I have always felt strongly that operations research needs more libraries of instances for various problem classes, along with listings of current best solutions. By tracking how well we solve problems over time, we can show how we advance as a field. It also makes it easier to evaluate new work, making both authors and referees work easier.
I began this direction almost two decades ago when I spent a year at DIMACS (a fantastic research institute on discrete mathematics and computer science based at Rutgers) when I (together with David Johnson) ran their Computational Challenge, with an emphasis on solving graph coloring, clique, and satisfiability instances. From that, I put together a page on graph coloring (which has to be one of the oldest pages on the internets!) David, Anuj Mehrotra and I followed that up in 2003 with an updated challenge just on graph coloring. It was great to see people re-use the same instances, so we could understand the advances in the field. It is hard to tell exactly how many papers have used the various benchmark repositories, but it is clearly the basis for hundreds of papers, based on google scholar hits on the DIMACS paper referencing the instances.
I had this experience in mind ten years ago when Kelly Easton, George Nemhauser and I wanted to publish about work we had done with Major League Baseball in their scheduling. It made no sense to use MLB as a benchmark, since there is only one instance per year and much of the information about the needs of a schedule is confidential. So we created the Traveling Tournament Problem that abstracts two key issues in MLB scheduling: travel distance, and “flow” (the need to mix home and away games). We created a set of instances, solving a few smaller ones, and let it loose on the world.

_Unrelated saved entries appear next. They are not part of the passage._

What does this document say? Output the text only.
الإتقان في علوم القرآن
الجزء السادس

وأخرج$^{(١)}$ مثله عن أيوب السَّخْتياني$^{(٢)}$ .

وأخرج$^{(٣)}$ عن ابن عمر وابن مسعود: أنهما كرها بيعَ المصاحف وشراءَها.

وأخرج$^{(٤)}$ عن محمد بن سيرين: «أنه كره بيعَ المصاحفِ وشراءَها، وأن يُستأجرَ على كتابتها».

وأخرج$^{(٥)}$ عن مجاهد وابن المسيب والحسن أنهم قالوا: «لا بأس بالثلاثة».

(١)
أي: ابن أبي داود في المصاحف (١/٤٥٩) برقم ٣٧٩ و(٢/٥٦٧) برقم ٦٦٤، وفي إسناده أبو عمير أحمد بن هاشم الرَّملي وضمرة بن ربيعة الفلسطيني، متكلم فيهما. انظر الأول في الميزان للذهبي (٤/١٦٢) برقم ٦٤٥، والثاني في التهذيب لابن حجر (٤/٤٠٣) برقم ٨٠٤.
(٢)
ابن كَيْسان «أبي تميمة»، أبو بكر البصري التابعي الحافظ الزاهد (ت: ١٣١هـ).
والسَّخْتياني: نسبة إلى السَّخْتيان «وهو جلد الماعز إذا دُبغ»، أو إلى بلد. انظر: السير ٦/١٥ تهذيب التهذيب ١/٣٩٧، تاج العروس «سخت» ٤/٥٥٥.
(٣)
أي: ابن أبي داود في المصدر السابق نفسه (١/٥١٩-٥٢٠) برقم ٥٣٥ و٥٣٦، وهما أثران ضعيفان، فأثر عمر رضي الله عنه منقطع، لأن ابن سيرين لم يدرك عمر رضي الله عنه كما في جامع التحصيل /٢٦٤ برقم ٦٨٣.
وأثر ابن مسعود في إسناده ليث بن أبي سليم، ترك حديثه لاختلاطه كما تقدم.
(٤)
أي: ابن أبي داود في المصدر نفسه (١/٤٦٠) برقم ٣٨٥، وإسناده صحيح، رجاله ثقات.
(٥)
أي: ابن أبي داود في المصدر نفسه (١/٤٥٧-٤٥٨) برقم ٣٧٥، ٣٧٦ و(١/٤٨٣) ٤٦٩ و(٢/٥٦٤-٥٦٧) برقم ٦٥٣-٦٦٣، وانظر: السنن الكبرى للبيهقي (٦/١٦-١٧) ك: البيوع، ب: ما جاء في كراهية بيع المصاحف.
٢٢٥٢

The result was fantastic: dozens of groups started working on the problem, and we could clearly see which techniques worked and which didn’t.
I had made a terrible mistake when creating benchmarks for graph coloring. I didn’t keep track of best results. This led to a fair amount of chaos in the field, with contradictory results appearing (claimed coloring values better than claimed lower bounds), and no clear picture of where things are going. I had thought at one time that I would try to clean things up with a “Repository of Optimization Instances and Solutions”, but too many other things have intruded for me to spend the time necessary on that. Fortunately, Stefano Gualandi and Marco Chiarandini have put together a site for graph coloring solutions, and I hope they will be successful in their efforts to put a little structure in the field.
I learned from that mistake and was much more diligent about keeping track of solutions for the Traveling Tournament Problem. The TTP site is always up to date (OK, almost always), so people can reasonably trust the results there. I have recently extended the site to include instances for non-round-robin scheduling and for the Relaxed TTP (where there is an opportunity for off-days).
One relatively new problem I am excited about is scheduling umpires in sports. Former doctoral students Hakan Yildiz (now at Michigan State) and Tallys Yunes (Miami) and I developed a problem called the Traveling Umpire Problem which again tried to abstract out key issues in Major League Baseball scheduling. In this case, the umpires want to travel relatively short distances (unlike the players, the umpires have no “home city”, so they are always traveling) but should not see the same teams too often. This problem feels easier than the Traveling Tournament Problem, but we still cannot solve instances with 14 or more umpires to optimality. This work received a fair amount of interest when the university PR people caught hold of our Interfaces paper. Since that paper, Hakan and I have put together a couple of other papers, exploring optimization-based genetic algorithms and benders-based local search approaches for this problem (to appear in Naval Research Logistics). Both papers illustrate nice ways of using optimization together with heuristic approaches. The website for the problem gives more information on the problem, along with instances and our best solutions.
I don’t think my repositories of benchmarks will be as influential as, say MIPLIB, which focuses on mixed integer programs. But I do like to think that they make the operations research world run a bit smoother.
I would be interested in both benchmarks and a repository of useful “pattern” models, along the lines of H. P. Williams excellent book. The examples file in GLPK and the netlib APML repositories are great for this, but, well, more is better.